About 220,000 angels were active in the United States in 2004, according to the Center for Venture Research at the University of New Hampshire. Fifteen to 20 percent of them did their investing through angel groups. These groups have signature investment styles and processes for sizing up entrepreneurs.
Members of an angel group can take advantage of one another’s industry experience to make informed investments in sectors with which they are not personally familiar. “A big group has 40 or 60 or 100 people who are experts in different things,” says James Geshwiler, who manages CommonAngels, a group in the Boston area.
Unfortunately, as Artour Baganov, a founder of Alliance of Angels in Seattle, points out, an investor simply sticking to industries he knows takes risks. “If you invest entirely in semiconductors, it does not matter how much of an expert you are; when the sector is down you’re still going to be in trouble,” he says.
This is one reason for the popularity of angel groups—members benefit from one another’s experience, and thereby diversify their portfolios without making uneducated investments.

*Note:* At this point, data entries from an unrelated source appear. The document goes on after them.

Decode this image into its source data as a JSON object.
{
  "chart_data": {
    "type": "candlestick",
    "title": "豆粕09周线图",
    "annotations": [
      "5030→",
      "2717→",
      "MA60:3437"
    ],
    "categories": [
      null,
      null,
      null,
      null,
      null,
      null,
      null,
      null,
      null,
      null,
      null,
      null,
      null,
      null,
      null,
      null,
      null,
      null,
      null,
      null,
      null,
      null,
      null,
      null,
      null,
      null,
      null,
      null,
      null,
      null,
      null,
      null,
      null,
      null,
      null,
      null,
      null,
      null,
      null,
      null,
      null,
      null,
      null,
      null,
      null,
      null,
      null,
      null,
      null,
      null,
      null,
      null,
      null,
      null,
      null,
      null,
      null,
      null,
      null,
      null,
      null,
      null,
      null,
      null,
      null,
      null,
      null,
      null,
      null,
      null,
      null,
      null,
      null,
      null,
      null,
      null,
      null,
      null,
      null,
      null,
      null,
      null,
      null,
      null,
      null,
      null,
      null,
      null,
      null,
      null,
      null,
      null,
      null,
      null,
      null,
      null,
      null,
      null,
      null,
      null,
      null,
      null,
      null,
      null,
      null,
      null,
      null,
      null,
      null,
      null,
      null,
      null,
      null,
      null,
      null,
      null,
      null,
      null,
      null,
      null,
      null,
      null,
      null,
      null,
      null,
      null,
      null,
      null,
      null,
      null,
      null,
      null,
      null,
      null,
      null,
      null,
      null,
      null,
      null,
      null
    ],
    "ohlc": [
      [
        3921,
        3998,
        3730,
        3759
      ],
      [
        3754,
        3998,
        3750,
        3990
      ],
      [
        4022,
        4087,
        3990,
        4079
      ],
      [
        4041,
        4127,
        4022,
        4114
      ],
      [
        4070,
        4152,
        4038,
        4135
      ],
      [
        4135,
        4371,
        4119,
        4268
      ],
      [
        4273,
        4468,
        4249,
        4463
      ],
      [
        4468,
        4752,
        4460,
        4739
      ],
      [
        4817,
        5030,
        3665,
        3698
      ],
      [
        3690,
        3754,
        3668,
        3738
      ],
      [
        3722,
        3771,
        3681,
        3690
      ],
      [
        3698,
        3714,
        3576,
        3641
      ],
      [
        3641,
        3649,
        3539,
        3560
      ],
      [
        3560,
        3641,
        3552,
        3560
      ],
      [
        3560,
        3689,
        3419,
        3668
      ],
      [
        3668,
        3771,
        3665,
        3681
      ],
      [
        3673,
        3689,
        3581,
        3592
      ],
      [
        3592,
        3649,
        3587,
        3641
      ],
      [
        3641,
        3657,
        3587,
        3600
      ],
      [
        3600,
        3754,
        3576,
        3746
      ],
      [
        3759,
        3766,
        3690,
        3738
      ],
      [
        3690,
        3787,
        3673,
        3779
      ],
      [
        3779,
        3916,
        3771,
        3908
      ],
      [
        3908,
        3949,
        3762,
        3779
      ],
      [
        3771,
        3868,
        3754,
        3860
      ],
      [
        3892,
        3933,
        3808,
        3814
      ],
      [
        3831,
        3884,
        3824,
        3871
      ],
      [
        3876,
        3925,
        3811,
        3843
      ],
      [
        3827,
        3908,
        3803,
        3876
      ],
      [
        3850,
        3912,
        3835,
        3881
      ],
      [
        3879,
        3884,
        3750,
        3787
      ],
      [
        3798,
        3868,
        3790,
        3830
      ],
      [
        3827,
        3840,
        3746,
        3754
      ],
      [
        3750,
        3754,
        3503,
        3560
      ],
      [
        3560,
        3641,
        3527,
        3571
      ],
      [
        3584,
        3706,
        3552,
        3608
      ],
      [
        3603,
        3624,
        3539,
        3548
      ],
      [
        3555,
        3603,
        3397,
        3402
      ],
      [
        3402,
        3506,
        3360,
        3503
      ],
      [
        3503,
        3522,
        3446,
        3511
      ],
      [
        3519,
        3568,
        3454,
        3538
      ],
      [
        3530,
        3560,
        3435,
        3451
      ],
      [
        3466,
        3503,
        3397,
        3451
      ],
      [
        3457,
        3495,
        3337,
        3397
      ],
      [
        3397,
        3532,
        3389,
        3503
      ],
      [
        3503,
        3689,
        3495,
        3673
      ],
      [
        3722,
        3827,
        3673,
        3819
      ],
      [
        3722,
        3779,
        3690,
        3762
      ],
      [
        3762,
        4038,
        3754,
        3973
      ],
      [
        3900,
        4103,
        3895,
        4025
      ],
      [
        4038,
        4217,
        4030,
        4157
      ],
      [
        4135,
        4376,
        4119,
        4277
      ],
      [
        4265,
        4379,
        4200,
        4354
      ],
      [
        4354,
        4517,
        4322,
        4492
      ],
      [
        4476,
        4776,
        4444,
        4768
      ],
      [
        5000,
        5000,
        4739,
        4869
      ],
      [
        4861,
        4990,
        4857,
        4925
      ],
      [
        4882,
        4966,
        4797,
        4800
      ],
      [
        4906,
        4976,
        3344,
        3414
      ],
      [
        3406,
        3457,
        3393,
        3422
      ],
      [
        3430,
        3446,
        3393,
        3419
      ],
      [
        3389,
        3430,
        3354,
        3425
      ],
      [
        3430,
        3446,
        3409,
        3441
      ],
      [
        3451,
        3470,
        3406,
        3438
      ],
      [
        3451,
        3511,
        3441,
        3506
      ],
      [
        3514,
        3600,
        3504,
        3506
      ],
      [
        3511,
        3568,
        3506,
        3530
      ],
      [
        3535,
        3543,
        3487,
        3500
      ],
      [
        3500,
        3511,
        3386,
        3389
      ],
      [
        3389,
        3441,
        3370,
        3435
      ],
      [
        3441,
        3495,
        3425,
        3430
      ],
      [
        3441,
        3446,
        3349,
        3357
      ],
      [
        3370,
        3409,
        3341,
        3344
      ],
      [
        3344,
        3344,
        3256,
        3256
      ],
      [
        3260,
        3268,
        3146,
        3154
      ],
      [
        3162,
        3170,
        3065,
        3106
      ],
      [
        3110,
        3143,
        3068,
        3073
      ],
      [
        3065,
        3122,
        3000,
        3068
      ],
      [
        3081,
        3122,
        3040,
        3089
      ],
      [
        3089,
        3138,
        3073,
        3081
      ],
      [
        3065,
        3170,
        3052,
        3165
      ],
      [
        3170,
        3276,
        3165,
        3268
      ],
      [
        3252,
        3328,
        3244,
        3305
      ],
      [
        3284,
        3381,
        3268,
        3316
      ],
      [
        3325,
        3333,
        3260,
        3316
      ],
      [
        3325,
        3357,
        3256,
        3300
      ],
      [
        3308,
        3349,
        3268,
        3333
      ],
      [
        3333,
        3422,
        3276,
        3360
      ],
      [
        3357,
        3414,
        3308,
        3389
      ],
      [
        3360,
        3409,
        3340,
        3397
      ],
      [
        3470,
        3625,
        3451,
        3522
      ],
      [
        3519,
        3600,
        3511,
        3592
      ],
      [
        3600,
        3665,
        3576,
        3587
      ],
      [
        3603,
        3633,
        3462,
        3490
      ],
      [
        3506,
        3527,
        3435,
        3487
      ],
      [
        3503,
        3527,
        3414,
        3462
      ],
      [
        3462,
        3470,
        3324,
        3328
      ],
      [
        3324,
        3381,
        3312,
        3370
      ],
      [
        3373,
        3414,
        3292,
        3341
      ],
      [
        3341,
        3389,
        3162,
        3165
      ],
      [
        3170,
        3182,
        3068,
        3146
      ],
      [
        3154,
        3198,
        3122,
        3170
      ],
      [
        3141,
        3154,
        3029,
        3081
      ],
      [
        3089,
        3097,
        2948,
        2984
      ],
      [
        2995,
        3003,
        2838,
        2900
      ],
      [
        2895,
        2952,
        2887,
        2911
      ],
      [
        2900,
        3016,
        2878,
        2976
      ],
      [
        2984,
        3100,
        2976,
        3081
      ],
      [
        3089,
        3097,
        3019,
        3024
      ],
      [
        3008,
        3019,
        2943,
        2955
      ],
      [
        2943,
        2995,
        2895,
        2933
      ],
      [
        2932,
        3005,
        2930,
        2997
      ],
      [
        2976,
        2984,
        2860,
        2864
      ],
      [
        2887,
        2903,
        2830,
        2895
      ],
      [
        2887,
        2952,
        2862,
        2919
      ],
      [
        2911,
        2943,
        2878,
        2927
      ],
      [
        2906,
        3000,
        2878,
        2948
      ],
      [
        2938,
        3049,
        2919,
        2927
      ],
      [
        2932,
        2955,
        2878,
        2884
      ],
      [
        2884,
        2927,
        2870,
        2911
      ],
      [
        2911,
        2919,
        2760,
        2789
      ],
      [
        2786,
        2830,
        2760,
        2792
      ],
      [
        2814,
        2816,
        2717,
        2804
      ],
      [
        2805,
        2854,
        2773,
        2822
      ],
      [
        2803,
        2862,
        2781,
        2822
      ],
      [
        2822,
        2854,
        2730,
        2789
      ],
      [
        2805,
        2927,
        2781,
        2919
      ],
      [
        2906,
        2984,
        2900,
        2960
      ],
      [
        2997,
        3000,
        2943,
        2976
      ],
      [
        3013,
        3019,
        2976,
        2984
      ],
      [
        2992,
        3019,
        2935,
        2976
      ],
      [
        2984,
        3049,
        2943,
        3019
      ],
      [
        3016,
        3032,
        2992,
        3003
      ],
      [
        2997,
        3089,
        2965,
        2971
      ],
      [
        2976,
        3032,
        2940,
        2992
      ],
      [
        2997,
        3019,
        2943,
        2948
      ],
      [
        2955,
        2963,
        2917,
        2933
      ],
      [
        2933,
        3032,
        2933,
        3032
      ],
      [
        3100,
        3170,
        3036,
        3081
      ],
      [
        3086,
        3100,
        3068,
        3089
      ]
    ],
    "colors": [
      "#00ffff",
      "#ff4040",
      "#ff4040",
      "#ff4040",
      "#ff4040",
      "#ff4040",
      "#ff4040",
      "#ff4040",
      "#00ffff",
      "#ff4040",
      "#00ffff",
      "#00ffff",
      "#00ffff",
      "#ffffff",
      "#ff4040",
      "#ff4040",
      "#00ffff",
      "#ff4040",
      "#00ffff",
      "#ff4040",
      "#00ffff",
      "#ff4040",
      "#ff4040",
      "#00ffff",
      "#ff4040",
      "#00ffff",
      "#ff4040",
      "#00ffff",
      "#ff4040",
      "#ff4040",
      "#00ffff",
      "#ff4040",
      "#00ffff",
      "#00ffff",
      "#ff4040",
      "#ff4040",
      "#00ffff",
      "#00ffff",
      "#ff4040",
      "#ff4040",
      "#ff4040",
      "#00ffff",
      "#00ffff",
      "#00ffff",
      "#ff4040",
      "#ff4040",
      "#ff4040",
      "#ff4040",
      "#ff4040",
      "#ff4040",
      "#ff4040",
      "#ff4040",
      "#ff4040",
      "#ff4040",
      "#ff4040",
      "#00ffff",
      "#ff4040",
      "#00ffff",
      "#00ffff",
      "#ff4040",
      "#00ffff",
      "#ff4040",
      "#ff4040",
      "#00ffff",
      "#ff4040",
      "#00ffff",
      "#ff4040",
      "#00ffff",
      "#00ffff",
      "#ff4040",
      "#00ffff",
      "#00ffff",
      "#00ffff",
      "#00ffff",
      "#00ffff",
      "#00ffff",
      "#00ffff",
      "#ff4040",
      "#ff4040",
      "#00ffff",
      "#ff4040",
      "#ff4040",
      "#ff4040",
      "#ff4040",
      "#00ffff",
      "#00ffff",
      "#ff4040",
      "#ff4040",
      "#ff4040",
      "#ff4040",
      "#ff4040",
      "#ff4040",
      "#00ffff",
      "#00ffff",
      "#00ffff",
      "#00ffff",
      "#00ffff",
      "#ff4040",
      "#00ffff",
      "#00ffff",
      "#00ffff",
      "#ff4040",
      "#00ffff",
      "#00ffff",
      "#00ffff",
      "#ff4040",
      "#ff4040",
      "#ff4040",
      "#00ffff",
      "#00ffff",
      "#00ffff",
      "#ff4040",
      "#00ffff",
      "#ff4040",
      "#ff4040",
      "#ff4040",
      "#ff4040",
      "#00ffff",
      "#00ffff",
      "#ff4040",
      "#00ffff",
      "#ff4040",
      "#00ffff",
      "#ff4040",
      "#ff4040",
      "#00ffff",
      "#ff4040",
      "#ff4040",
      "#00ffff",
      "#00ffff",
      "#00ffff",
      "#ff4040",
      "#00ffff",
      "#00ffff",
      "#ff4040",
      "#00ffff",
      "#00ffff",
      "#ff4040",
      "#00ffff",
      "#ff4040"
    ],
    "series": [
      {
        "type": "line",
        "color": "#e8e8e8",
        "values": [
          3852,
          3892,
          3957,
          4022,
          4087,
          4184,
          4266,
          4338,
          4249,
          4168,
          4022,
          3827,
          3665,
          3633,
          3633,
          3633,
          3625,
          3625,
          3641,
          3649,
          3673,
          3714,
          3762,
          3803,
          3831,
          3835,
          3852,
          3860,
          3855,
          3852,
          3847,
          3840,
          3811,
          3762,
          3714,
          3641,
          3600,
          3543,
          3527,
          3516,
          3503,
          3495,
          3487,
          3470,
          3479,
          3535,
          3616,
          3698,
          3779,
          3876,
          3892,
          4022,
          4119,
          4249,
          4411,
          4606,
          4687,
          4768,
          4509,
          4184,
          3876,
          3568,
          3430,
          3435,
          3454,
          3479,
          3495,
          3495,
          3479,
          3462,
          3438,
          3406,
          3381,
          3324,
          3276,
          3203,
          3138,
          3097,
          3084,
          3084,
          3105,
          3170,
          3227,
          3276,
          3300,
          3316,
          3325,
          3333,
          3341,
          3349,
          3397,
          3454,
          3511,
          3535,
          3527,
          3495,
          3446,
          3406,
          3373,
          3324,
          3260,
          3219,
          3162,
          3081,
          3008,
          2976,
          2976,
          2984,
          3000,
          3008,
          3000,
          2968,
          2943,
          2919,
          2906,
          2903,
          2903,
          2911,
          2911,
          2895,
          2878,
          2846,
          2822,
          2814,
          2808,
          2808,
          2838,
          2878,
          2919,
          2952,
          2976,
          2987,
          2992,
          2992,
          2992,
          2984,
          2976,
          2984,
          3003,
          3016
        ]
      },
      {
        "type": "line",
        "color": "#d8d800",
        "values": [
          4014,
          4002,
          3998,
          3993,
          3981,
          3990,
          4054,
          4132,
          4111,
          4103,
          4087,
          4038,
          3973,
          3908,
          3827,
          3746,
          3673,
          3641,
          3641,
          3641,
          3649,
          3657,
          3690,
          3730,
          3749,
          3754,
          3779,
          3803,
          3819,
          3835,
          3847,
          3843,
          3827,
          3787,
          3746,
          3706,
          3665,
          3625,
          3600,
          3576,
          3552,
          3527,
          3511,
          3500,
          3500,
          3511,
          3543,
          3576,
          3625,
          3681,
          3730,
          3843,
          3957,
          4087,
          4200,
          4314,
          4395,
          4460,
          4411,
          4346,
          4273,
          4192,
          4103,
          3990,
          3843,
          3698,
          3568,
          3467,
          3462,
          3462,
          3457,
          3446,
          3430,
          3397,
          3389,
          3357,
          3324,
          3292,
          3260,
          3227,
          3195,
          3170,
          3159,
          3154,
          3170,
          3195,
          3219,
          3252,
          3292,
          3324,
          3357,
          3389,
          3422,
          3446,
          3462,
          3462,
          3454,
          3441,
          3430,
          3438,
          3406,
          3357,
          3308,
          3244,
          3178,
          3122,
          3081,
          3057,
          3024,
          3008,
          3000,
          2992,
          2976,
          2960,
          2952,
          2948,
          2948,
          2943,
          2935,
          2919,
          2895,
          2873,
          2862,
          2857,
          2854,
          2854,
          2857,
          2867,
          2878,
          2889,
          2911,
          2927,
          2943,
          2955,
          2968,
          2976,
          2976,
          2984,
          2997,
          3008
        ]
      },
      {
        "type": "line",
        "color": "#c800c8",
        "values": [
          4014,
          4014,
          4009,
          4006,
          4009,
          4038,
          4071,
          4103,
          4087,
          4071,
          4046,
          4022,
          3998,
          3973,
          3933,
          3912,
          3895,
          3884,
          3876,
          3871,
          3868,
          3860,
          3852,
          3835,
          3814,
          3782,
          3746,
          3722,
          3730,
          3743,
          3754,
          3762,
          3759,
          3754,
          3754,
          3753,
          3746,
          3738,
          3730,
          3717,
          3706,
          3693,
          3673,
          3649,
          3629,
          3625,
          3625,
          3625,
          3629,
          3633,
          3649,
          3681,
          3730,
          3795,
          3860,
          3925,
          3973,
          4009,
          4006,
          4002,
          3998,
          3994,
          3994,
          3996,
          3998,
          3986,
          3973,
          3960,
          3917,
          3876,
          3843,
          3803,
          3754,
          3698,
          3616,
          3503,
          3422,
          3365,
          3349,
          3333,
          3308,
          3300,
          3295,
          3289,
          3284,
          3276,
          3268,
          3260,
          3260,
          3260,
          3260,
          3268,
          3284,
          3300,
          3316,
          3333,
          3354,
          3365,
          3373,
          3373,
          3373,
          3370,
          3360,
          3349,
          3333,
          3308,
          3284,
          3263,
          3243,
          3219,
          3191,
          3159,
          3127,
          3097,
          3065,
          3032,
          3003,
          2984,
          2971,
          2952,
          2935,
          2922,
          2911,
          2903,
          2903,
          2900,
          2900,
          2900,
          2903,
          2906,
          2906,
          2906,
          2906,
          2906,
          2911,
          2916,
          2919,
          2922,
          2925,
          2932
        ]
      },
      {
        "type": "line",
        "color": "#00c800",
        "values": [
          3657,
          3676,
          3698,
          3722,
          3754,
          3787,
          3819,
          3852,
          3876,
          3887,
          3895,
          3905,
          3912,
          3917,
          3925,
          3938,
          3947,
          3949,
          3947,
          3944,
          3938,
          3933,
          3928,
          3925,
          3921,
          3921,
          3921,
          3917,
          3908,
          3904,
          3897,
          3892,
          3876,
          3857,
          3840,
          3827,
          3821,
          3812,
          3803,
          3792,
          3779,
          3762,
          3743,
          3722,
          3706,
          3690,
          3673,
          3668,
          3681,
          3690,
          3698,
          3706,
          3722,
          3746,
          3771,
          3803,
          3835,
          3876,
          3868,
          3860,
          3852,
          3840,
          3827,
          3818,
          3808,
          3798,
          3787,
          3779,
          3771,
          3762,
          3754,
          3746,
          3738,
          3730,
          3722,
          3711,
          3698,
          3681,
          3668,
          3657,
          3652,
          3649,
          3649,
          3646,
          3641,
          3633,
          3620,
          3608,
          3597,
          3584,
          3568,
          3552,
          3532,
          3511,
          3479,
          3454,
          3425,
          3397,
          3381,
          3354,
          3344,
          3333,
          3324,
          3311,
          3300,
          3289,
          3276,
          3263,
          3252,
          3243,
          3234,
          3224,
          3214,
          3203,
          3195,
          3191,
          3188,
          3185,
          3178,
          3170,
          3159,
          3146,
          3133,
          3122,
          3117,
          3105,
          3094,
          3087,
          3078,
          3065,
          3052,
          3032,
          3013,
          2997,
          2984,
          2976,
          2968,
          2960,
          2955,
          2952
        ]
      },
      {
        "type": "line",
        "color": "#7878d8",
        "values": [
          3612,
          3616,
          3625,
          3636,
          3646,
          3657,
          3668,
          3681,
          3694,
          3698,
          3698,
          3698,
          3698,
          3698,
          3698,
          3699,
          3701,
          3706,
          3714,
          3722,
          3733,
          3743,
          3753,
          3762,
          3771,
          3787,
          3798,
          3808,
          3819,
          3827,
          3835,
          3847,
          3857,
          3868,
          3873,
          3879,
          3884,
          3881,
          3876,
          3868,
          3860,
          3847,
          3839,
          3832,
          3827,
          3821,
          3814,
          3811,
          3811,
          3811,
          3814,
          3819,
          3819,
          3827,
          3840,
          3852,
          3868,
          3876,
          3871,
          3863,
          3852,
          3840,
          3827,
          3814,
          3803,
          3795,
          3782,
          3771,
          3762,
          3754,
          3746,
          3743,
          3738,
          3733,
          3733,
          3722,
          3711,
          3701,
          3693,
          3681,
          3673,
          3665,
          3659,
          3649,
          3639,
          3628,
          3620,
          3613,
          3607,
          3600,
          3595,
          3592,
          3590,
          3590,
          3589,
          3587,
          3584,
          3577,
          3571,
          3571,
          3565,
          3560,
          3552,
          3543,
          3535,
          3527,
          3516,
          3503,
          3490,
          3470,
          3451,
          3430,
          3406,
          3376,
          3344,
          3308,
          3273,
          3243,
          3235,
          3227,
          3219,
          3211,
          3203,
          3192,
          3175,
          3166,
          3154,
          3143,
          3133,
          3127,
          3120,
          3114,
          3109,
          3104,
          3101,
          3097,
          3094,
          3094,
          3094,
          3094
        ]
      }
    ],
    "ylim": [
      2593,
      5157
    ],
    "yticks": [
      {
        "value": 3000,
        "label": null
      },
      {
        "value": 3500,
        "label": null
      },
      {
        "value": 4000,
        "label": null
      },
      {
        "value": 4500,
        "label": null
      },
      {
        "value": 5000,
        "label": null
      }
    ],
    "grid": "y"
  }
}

Deciding how much to rely on others is the trick. During the bubble, members of angel groups often relied entirely on the advice of others, only to regret it later. Chris Somogyi, a member of the Alliance of Angels, avoided the dot-com hype, but relied on advice from friends and colleagues in deciding to invest in what would become the loss-battered telecommunications sector. “It didn’t work out very well,” he admits.